By inserting the word “ransomware” into a Risk Factors section, reporting companies may have elevated the relevant standard for companies who do not reference ransomware. By way of background, in October 2011, the SEC began planting cyber risk disclosure seeds when it issued non-binding disclosure guidance regarding cybersecurity risks and incidents. Back in 2011, the SEC wrote: “Although no existing disclosure requirement explicitly refers to cybersecurity risks and cyber incidents, a number of disclosure requirements may impose an obligation on registrants to disclose such risks and incidents.” Seven years later, this non-binding guidance became binding.
On February 26, 2018, the SEC issued binding guidance that recognizes: “Companies face an evolving landscape of cybersecurity threats in which hackers use a complex array of means to perpetrate cyber-attacks, including the use of stolen access credentials, malware, ransomware, phishing, structured query language injection attacks, and distributed denial-of-service attacks, among other means.” By expressly listing ransomware two years ago in its Statement, the SEC was making it quite clear that the current threat landscape includes the risk of ransomware and that directors and officers have to address this likely risk.
More to the point, the Statement and Guidance on Public Company Cybersecurity Disclosures instructs “that the development of effective disclosure controls and procedures is best achieved when a company’s directors, officers, and other persons responsible for developing and overseeing such controls and procedures are informed about the cybersecurity risks and incidents that the company has faced or is likely to face.”

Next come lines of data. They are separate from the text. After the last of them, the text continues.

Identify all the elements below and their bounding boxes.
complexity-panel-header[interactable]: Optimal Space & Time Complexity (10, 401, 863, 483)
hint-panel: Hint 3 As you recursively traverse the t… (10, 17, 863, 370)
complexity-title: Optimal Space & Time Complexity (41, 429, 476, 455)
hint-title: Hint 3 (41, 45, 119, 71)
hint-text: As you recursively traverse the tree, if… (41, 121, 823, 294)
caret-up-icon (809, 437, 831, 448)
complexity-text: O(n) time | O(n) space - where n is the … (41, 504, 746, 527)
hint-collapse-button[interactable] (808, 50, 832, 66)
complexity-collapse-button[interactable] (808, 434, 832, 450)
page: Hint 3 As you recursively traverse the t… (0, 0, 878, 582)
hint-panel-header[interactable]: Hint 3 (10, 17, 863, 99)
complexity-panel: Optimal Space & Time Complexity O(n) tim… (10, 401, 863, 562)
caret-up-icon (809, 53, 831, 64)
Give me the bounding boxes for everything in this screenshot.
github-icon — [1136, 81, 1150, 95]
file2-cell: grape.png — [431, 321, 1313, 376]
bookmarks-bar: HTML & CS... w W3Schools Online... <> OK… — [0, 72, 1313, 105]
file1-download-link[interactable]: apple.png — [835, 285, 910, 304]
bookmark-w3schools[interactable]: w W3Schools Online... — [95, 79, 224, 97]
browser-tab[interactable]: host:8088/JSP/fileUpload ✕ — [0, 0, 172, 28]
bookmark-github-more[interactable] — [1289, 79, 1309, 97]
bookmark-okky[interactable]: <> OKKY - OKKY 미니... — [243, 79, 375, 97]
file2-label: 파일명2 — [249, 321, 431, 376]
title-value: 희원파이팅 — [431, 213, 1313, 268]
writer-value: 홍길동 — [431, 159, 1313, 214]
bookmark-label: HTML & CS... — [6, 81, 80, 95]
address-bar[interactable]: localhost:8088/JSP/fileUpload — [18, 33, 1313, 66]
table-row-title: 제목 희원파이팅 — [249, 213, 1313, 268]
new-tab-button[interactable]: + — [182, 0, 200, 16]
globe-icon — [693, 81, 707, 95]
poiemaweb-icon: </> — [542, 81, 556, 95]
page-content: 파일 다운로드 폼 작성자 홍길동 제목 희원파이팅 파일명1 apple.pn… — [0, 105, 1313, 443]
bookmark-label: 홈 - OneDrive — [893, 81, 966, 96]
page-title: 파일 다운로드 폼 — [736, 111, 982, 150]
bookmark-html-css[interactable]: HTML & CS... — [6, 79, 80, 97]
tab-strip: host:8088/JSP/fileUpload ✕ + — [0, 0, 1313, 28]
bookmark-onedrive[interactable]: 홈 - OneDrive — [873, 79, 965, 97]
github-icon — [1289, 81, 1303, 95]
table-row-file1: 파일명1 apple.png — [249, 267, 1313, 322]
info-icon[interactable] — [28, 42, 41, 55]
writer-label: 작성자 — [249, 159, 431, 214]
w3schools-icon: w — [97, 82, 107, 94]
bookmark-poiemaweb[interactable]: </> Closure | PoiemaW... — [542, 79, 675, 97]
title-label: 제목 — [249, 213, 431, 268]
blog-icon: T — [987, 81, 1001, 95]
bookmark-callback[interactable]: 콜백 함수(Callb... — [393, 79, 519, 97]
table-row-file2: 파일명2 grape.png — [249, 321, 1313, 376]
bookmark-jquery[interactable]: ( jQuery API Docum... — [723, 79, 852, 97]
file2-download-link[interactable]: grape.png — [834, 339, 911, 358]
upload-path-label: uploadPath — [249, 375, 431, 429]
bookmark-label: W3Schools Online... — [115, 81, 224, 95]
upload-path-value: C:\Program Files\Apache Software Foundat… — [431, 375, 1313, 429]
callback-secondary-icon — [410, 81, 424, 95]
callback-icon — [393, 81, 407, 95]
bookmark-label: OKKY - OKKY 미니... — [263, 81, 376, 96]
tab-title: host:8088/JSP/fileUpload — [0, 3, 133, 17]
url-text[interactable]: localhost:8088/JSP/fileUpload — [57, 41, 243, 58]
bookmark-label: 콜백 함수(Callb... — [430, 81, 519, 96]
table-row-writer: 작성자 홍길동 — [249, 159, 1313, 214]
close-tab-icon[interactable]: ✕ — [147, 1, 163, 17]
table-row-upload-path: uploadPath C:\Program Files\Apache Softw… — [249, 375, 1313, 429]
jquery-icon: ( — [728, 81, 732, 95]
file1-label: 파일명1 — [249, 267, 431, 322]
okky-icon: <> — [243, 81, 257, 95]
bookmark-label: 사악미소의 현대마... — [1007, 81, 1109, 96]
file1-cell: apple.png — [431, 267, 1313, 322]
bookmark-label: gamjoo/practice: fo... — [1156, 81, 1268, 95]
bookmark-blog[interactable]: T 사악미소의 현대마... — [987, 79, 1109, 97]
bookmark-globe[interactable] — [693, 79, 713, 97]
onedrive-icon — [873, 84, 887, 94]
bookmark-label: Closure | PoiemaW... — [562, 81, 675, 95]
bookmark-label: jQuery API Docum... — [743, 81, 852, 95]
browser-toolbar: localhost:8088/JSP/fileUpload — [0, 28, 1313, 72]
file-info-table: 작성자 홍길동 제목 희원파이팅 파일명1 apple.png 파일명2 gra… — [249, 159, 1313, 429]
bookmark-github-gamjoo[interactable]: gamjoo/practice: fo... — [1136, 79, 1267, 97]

Not surprisingly, the failure to disclose a prior ransomware attack would also be actionable. SeeSEC Statement at 14 (“In meeting their disclosure obligations, companies may need to disclose previous or ongoing cybersecurity incidents or other past events in order to place discussions of these risks in the appropriate context. For example, if a company previously experienced a material cybersecurity incident involving denial-of-service, it likely would not be sufficient for the company to disclose that there is a risk that a denial-of-service incident may occur.”).
If ransomware incidents were avoided altogether, however, there would be no liability attached to associated filings no matter what was communicated to the market. Moreover, even when attacks were not avoided, little disclosure risk would exist if the company applied best practices to avoid such an incident and provided an accurate accounting of what took place when an incident did take place. To that end, deploying proactive approaches considered state-of-the-art when dealing with ransomware risk will naturally mitigate against any potential SEC disclosure risk.